You Look Like a Child Who Is Longing For Home

i drove to the little town way out in the country on a spring night. i was to attend a class that night in a school that was in the middle of nowhere. i should have known that something was amiss because when i arrived at the school, a tornado came through close to where we were at. this is not so unusual in the Midwest in spring however it was a good opening for what was to come. he was the instructor, a man i had never met before, but when i saw him i became immediately annoyed by him as though i expected something rude to come out of him. then, suddenly, he looked at me and a place deep in the core of me shook and i knew that i "knew" him. he began to teach the class and my mind wandered. i was thinking about this phenomenon and then out of nowhere he started talking about it to the class. my mind raced with possibilities and then i thought that maybe he was reading my mind. at that moment he said that sometimes he just feels like people could read his mind! the class went on throughout the weekend and when there was time we briefly, cautiously talked to one another. it was awkward and exhilarating at the same time. during this time i had been having much trouble with people in my life and was feeling very alone in the world. on the last day of the class, i went to the classroom before the last session and was looking out the window and thinking about those problems when he came in. he said, "you look like a child who is longing for home." at that exact moment i was thinking about the afterlife and my belief that when i get there some day i will be back with my family and he would probably be there too. i saw him only one more time a year later. we never spoke of this phenomenon, nor did anything inappropriate occur (we are both married).

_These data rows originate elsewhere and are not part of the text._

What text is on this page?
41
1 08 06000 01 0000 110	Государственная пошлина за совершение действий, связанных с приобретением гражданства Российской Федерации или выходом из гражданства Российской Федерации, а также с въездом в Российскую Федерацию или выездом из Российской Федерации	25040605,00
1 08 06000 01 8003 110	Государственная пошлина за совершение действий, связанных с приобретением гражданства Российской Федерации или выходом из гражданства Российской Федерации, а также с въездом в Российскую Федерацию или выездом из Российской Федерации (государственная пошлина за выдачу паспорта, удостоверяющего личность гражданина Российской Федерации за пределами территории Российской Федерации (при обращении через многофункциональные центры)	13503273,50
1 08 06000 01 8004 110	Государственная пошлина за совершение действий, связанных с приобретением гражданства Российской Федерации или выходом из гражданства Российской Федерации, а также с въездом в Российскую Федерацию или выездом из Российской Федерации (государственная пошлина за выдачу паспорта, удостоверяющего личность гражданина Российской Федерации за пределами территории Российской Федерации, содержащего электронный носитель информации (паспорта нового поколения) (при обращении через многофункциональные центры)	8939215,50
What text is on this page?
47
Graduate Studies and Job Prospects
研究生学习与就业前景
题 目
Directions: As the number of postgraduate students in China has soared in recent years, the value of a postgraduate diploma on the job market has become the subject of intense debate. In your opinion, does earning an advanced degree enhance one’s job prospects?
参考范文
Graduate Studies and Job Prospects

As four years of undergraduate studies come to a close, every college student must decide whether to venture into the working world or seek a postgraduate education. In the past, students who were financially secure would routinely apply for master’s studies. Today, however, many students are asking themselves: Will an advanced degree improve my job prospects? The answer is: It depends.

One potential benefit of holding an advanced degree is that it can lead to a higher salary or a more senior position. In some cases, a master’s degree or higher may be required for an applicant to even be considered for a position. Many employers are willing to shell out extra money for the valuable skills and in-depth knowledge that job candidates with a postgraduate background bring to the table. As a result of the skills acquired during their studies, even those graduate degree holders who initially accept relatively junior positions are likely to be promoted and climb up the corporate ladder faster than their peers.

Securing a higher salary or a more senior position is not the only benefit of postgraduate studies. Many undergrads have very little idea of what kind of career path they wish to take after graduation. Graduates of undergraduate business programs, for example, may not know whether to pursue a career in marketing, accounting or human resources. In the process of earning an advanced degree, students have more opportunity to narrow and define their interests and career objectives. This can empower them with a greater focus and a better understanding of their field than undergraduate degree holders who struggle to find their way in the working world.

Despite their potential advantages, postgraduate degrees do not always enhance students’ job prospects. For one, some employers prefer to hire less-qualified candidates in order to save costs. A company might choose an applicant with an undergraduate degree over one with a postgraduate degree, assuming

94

There was never a sexual attraction. i just know he is my brother and friend from another time and place and in this life at least for now we were just supposed to meet in passing. i look forward to seeing him again someday. 

angrychild angrychild
31-35, F
3 Responses May 8, 2007

Wouldn't it be nice if quantum physics came up with something to explain things like these, the soul etc

I believe this is true. I have known it since I was a child and never stopped believeing it. There is no way that energy (emotion, experiences, attatchments) are wasted on any plane.

Edgar Casey believed many people that we meet, are related to, or have contact with that leave an impression were significant in another life time.